Los Croods: Una nueva era | Crítica

El poder de la manada

Una imagen de la segunda entrega de las aventuras de los Croods.

Una imagen de la segunda entrega de las aventuras de los Croods.

La segunda entrega de las aventuras animadas de los Croods, cavernícolas entrañables made in Dreamworks, no deja lugar a dudas sobre lo conservador de su mensaje: donde se ponga una familia tradicional, numerosa y unida, que se quite cualquier otro modelo, incluido el ecologista-sostenible, encarnado en esos padres pijo-hippies con los que se encuentran en su búsqueda de un hogar donde asentarse después de años de trote a la intemperie por los senderos y estaciones de la edad de Piedra.

Si el adulto es capaz de sortear tamaño escollo ideológico, puede que disfrute a pleno pulmón junto a sus acompañantes infantiles (aquí sí que dará igual que los hijos sean propios o adoptivos, incluso si son los sobrinos) de esta vertiginosa historia entre escenologías lisérgicas y colores fosforitos que enfrenta a la manada siempre calentita, incluso en su estupidez, a la inevitable emancipación romántica de una de sus criaturas, enamorada de un joven igual de bobo aunque más civilizado, a su familia adoptiva, los ‘Masmejor’, capaces de construir un confortable espacio acotado en mitad de la jungla, y a los monos golpeadores que les demandan bananas para alimentar al temible monstruo simiesco del lugar.

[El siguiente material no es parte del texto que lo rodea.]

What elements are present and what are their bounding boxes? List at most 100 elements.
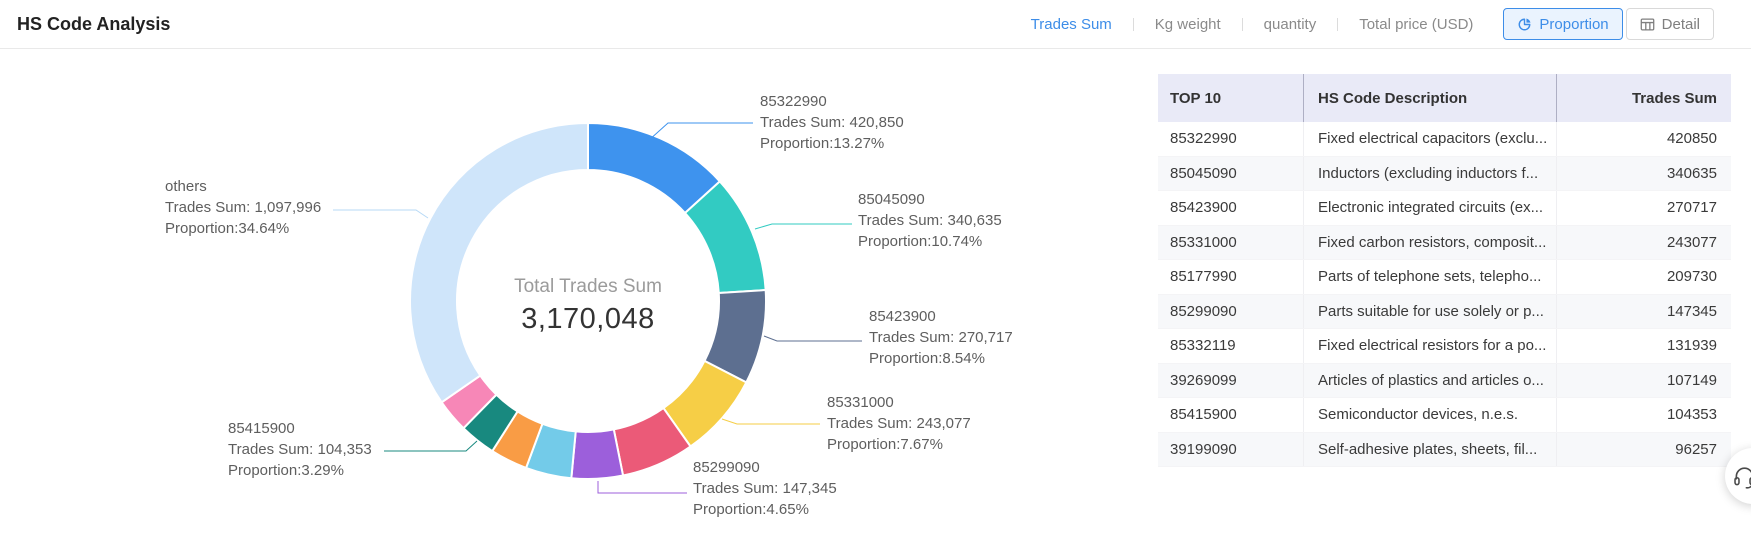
hs-code-cell: 85177990 (1158, 260, 1304, 294)
description-cell: Articles of plastics and articles o... (1304, 363, 1557, 397)
pie-callout-proportion: Proportion:4.65% (693, 501, 809, 518)
column-header-trades-sum: Trades Sum (1631, 89, 1717, 107)
pie-callout-value: Trades Sum: 1,097,996 (165, 199, 322, 216)
hs-code-cell: 85045090 (1158, 156, 1304, 190)
pie-callout-proportion: Proportion:7.67% (827, 436, 943, 453)
pie-chart-icon (1519, 18, 1531, 30)
pie-callout-proportion: Proportion:8.54% (869, 350, 985, 367)
donut-center-label: Total Trades Sum 3,170,048 (514, 276, 662, 336)
hs-code-cell: 85322990 (1158, 122, 1304, 156)
column-header-top10: TOP 10 (1158, 74, 1304, 122)
trades-sum-cell: 107149 (1666, 371, 1717, 389)
trades-sum-cell: 96257 (1675, 440, 1717, 458)
description-cell: Self-adhesive plates, sheets, fil... (1304, 432, 1557, 466)
pie-callout-value: Trades Sum: 147,345 (693, 480, 837, 497)
table-icon (1640, 18, 1654, 30)
trades-sum-cell: 104353 (1666, 406, 1717, 424)
pie-callout-name: 85331000 (827, 394, 894, 411)
hs-code-cell: 39199090 (1158, 432, 1304, 466)
page-header: HS Code Analysis Trades Sum Kg weight qu… (0, 0, 1751, 48)
hs-code-cell: 85331000 (1158, 225, 1304, 259)
pie-callout-value: Trades Sum: 270,717 (869, 329, 1013, 346)
pie-leader-85331000 (721, 418, 820, 425)
pie-callout-name: 85322990 (760, 93, 827, 110)
table-row[interactable]: 85415900 Semiconductor devices, n.e.s. 104… (1158, 398, 1731, 433)
metric-tab-total-price[interactable]: Total price (USD) (1359, 15, 1474, 33)
description-cell: Fixed carbon resistors, composit... (1304, 225, 1557, 259)
pie-leader-others (333, 209, 429, 219)
pie-callout-name: others (165, 178, 207, 195)
pie-callout-85331000: 85331000 Trades Sum: 243,077 Proportion:7.… (827, 392, 971, 455)
page-title: HS Code Analysis (17, 13, 171, 34)
description-cell: Inductors (excluding inductors f... (1304, 156, 1557, 190)
header-divider (0, 48, 1751, 49)
description-cell: Fixed electrical capacitors (exclu... (1304, 122, 1557, 156)
pie-leader-85415900 (384, 440, 478, 452)
pie-callout-85322990: 85322990 Trades Sum: 420,850 Proportion:13… (760, 91, 904, 154)
headset-icon (1734, 466, 1751, 489)
description-cell: Parts of telephone sets, telepho... (1304, 260, 1557, 294)
metric-tab-trades-sum[interactable]: Trades Sum (1030, 15, 1112, 33)
detail-button[interactable]: Detail (1625, 8, 1714, 40)
table-row[interactable]: 39199090 Self-adhesive plates, sheets, fi… (1158, 432, 1731, 467)
trades-sum-cell: 420850 (1666, 130, 1717, 148)
description-cell: Fixed electrical resistors for a po... (1304, 329, 1557, 363)
pie-callout-value: Trades Sum: 340,635 (858, 212, 1002, 229)
pie-leader-85045090 (754, 223, 852, 230)
nav-separator (1337, 17, 1339, 31)
pie-callout-proportion: Proportion:13.27% (760, 135, 885, 152)
pie-callout-name: 85423900 (869, 308, 936, 325)
hs-code-cell: 85423900 (1158, 191, 1304, 225)
pie-callout-value: Trades Sum: 243,077 (827, 415, 971, 432)
proportion-button-label: Proportion (1539, 15, 1609, 33)
donut-center-value: 3,170,048 (521, 303, 655, 335)
table-row[interactable]: 85332119 Fixed electrical resistors for a… (1158, 329, 1731, 364)
hs-code-cell: 85332119 (1158, 329, 1304, 363)
table-body: 85322990 Fixed electrical capacitors (exc… (1158, 122, 1731, 467)
nav-separator (1132, 17, 1134, 31)
pie-leader-85322990 (647, 122, 753, 142)
table-row[interactable]: 85045090 Inductors (excluding inductors f… (1158, 156, 1731, 191)
trades-sum-cell: 340635 (1666, 164, 1717, 182)
column-header-description: HS Code Description (1304, 74, 1557, 122)
pie-callout-value: Trades Sum: 420,850 (760, 114, 904, 131)
top10-table: TOP 10 HS Code Description Trades Sum 85… (1158, 74, 1731, 467)
detail-button-label: Detail (1661, 15, 1700, 33)
donut-center-title: Total Trades Sum (514, 276, 662, 297)
table-row[interactable]: 85423900 Electronic integrated circuits (… (1158, 191, 1731, 226)
metric-nav: Trades Sum Kg weight quantity Total pric… (1031, 0, 1714, 48)
proportion-button[interactable]: Proportion (1503, 8, 1623, 40)
pie-slice-others[interactable] (409, 122, 589, 404)
hs-code-cell: 39269099 (1158, 363, 1304, 397)
table-row[interactable]: 39269099 Articles of plastics and article… (1158, 363, 1731, 398)
pie-callout-proportion: Proportion:10.74% (858, 233, 983, 250)
pie-slice-85299090[interactable] (570, 428, 625, 480)
trades-sum-cell: 147345 (1666, 302, 1717, 320)
table-row[interactable]: 85331000 Fixed carbon resistors, composit… (1158, 225, 1731, 260)
pie-callout-85415900: 85415900 Trades Sum: 104,353 Proportion:3.… (228, 418, 372, 481)
metric-tab-quantity[interactable]: quantity (1263, 15, 1317, 33)
trades-sum-cell: 270717 (1666, 199, 1717, 217)
pie-leader-85299090 (597, 481, 687, 494)
view-toggle-group: Proportion Detail (1503, 8, 1714, 40)
table-row[interactable]: 85322990 Fixed electrical capacitors (exc… (1158, 122, 1731, 157)
description-cell: Parts suitable for use solely or p... (1304, 294, 1557, 328)
metric-tab-kg-weight[interactable]: Kg weight (1154, 15, 1221, 33)
table-row[interactable]: 85299090 Parts suitable for use solely or… (1158, 294, 1731, 329)
hs-code-cell: 85415900 (1158, 398, 1304, 432)
pie-callout-85299090: 85299090 Trades Sum: 147,345 Proportion:4.… (693, 457, 837, 520)
pie-callout-value: Trades Sum: 104,353 (228, 441, 372, 458)
table-row[interactable]: 85177990 Parts of telephone sets, telepho… (1158, 260, 1731, 295)
pie-callout-85423900: 85423900 Trades Sum: 270,717 Proportion:8.… (869, 306, 1013, 369)
description-cell: Semiconductor devices, n.e.s. (1304, 398, 1557, 432)
pie-callout-85045090: 85045090 Trades Sum: 340,635 Proportion:10… (858, 189, 1002, 252)
pie-callout-proportion: Proportion:34.64% (165, 220, 290, 237)
table-header-row: TOP 10 HS Code Description Trades Sum (1158, 74, 1731, 122)
pie-callout-name: 85415900 (228, 420, 295, 437)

Lo mejor de estos Croods es sin duda su condición de comedia de suegros a la greña y el buen retrato de personajes y tipos dentro de cada conjunto, del niño tonto enganchado a la pantalla de madera a esa abuela con peluca viviente que prepara su regreso como heroína empoderada, por no hablar del particular lenguaje a mamporros de los monetes que, a la postre, también acabarán integrando la gran, correcta y prehistórica familia multicultural que se apunta igualmente como gran mensaje de la cinta.